Илья ее любил. И что бы там ни говорили потом, это все ерунда. Он просто ее любил.
43
После «Чужих» у нас наступил период охлаждения, общались редко, так что и вспоминать особо нечего. Разве что — так, всякие мелочи…
Год 2001, весна. Приходит Илья — и сходу:
— Кабздец талибам!
Признаюсь честно: как-то я за движением Талибан не очень в те времена следил. Да и потом тоже как-то не шибко… Но заявление меня озадачило, я и спросил: с чего бы это? Илья сказал:
— Ты не читал, что ли?! Они вовсю наркодилеров расстреливают! Все, кабздец, их уничтожат!
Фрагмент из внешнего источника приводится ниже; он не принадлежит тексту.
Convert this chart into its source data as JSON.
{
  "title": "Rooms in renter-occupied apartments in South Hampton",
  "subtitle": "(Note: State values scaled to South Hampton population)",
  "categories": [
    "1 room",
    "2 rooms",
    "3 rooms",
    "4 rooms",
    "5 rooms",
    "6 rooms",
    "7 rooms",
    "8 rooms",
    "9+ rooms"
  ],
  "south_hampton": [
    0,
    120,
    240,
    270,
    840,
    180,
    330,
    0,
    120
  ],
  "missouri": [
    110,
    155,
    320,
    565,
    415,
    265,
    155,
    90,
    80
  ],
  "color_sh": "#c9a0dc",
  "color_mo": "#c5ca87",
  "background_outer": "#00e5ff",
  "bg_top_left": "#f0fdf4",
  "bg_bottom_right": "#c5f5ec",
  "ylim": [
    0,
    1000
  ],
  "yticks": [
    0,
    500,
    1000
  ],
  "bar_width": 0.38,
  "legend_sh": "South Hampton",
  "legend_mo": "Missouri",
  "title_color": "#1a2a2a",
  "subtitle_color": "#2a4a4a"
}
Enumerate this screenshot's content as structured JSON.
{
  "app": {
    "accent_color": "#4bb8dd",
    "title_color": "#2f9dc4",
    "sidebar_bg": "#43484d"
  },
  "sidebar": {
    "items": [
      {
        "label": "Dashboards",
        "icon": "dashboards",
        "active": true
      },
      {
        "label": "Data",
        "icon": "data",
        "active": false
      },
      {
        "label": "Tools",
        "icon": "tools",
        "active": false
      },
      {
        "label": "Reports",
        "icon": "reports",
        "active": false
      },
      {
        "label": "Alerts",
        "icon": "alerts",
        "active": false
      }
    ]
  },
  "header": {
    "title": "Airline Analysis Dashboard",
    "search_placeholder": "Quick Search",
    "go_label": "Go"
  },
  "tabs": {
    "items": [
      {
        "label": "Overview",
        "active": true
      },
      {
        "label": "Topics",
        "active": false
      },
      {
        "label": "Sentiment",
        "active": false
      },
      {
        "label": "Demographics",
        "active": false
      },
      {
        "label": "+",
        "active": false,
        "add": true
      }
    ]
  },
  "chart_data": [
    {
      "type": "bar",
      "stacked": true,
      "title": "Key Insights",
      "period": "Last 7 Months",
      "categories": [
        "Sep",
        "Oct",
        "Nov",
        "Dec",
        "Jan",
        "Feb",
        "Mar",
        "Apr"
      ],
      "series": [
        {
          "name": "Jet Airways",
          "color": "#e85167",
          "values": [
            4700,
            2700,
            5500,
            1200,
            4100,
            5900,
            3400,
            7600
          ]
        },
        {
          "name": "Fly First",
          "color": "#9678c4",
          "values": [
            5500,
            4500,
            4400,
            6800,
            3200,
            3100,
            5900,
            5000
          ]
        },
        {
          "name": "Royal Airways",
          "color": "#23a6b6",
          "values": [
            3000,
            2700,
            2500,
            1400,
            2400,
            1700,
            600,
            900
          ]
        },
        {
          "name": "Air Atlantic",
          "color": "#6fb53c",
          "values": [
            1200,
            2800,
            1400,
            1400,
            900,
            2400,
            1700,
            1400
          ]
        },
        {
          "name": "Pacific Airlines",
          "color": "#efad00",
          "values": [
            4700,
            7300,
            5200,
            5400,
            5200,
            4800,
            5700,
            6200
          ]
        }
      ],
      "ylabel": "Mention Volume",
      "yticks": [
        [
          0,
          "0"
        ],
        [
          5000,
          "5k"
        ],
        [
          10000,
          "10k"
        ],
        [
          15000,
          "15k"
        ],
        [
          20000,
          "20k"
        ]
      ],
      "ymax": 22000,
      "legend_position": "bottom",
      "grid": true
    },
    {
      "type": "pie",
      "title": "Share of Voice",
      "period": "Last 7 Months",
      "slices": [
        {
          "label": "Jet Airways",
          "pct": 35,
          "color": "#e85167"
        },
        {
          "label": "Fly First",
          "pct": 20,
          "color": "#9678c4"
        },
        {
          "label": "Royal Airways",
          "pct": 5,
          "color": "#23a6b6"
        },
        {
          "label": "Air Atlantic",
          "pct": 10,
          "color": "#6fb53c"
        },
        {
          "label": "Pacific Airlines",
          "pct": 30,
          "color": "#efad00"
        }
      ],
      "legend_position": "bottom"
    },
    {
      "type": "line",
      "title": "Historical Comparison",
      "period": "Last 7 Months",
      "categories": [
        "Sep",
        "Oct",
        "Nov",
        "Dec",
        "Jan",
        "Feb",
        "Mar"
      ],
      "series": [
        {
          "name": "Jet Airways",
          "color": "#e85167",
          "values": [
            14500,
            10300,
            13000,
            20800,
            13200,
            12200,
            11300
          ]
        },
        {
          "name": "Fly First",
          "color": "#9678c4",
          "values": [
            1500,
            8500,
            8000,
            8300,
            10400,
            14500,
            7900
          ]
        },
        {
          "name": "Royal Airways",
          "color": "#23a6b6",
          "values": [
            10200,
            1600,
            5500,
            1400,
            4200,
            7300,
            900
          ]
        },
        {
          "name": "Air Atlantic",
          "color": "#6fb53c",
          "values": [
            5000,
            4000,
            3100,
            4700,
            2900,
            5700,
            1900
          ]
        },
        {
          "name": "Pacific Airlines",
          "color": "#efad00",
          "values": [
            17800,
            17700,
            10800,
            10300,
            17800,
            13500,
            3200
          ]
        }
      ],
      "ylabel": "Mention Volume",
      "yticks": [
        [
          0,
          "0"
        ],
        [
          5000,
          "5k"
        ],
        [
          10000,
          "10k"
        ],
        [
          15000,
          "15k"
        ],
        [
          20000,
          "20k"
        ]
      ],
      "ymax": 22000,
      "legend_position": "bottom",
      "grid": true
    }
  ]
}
Идея всемирного наркотрафика Илью волновала всегда, поскольку органично вкладывалась в теорию всемирного заговора, которая его тоже всегда волновала. Я на сей счет был не очень в курсе. Но на всякий случай поинтересовался, когда сие по его мнению произойдет. Илья с уверенностью заявил, что скоро. Несколько месяцев, и талибы лишатся власти. Поддержать этот разговор я не мог по причине полной собственной по сему поводу неосведомленности, мы переключились на что-то другое, но слова его запомнились.
То, что я сейчас пишу, простое изложение событий, коим я был свидетелем. Не более. Ни обсуждать, ни спорить не собираюсь — что видел, то пою.
Повторюсь — это было весной две тысячи первого. Месяц точно не помню, но одет он был по-летнему. Может быть, май. Через три месяца произошло 11-е сентября. 7 октября американцы принялись мочить талибов. И вскорости производство героина в Афгане резко пошло вверх, это общеизвестно. Менее известно, что 2001-й был годом самого низкого производства зелья в Афганистане.
С Ильей мы увиделись несколько позже, я не скрывал, что впечатлен его провиденьем. Илья принимал подобные изъявления со всяческой скромностью, которая была игра. Любил, когда его хвалят, но не давал слишком уж распространяться на тему, насколько же он умен и хорош. Так — довольно ухмылялся, да и ладно… Но у меня в голове засело: 11-е сентября 2001 года предсказал Кормильцев.